A week ago, you came across a vacancy for your dream job. You spent hours researching the company, hours writing the perfect cover letter and a similar amount of time hovering over the ‘send’ button while you grammar and spell-checked for the twentieth time.
After hitting the send button (or when your flatmate/family member had had enough and did it for you), all that was left to do was wait. And wait.
After a week has passed, you might start getting a little antsy. Have they received your application? Or has it got lost in a sea of hundreds of other CVs similar to yours?
You’re faced with a choice. You can either wait patiently, hoping the employer will get in touch if they’re interested, or you can decide that patience is not, in fact, a virtue and follow up with the company.
Should I follow up?
If you still haven’t heard back within two weeks, it could be advantageous to email or call up to check the status of your application – especially if you really want the job.
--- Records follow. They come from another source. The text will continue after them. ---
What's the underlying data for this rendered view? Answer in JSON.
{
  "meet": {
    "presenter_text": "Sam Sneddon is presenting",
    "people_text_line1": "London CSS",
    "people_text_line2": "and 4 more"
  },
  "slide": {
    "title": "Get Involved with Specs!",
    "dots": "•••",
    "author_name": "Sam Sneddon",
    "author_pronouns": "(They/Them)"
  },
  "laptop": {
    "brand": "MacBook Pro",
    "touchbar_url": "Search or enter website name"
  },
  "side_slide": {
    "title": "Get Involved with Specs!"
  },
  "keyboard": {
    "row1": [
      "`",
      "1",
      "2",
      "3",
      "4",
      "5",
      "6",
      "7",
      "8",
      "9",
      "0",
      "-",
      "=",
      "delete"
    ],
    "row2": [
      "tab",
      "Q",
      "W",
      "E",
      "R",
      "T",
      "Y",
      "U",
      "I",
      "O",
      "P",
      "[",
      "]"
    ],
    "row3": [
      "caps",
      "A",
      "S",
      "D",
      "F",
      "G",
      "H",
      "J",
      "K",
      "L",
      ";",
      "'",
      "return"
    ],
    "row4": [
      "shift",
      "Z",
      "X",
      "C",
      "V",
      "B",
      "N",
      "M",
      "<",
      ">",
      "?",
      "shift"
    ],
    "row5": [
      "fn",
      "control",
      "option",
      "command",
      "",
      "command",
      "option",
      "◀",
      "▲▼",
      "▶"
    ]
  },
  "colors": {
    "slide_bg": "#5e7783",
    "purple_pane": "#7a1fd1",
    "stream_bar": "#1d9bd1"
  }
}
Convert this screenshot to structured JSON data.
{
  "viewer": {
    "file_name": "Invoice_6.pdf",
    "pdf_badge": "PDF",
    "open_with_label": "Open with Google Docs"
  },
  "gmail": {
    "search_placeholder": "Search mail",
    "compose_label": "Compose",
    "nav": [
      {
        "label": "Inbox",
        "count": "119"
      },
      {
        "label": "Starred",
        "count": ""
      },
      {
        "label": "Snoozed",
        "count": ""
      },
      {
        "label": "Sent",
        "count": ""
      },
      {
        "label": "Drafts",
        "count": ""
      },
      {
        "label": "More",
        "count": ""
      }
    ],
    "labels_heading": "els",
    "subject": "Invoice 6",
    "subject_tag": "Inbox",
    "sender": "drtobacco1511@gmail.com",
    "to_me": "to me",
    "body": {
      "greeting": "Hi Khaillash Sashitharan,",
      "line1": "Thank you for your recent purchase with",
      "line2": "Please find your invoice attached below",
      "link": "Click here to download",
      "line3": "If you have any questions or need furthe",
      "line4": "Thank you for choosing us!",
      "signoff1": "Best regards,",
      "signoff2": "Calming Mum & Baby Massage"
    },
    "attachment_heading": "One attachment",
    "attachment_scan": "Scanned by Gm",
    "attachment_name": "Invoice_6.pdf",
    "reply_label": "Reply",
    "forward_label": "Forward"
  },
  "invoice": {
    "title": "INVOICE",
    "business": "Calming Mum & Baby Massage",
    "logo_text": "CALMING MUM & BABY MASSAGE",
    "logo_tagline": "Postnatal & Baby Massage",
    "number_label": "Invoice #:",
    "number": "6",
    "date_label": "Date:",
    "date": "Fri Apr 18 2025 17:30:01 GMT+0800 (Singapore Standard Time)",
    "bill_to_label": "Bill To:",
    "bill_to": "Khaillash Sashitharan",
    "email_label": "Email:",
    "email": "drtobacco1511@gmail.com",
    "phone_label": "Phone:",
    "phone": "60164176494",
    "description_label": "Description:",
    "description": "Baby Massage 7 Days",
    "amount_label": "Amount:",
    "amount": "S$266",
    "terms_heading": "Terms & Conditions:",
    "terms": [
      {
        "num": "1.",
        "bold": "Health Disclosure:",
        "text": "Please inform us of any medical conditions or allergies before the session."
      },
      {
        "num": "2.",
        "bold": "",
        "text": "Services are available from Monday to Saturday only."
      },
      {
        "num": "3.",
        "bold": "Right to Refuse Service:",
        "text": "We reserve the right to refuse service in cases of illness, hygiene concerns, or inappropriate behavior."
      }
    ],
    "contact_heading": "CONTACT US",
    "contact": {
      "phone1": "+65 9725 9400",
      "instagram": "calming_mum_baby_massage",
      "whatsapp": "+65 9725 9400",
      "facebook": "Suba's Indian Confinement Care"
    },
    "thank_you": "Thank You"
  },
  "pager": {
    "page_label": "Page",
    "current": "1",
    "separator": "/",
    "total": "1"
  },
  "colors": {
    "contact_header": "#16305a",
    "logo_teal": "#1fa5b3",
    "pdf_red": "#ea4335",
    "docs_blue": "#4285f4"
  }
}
A polite email or quick phone call could convey enthusiasm, dedication and ambition, and more importantly it could differentiate you from the other candidates.
What should I ask?
All you really want to know is whether they’ve received and looked through (not to mention been blown away by) your application. But ‘Did you get my CV? Yes? K thanks bye’ is not going to suffice – you need to have a couple of sensible back-up questions on standby.
What are the next steps in the recruiting process? Will all candidates be contacted? Do you need any additional information regarding my application? These are all possibilities.
When not to follow up
If an email address or phone number is not supplied, or if the post says not to contact the employer, stick to these instructions to be on the safe side and lay low.
Not all employers like to be contacted just to confirm the receipt of an application, making this a tricky game to play. Some say it makes a bad impression because it seems as though candidates are just fishing for attention; attempting to get noticed. Others brand these phone calls unimportant and an unnecessary pain that interrupts their work.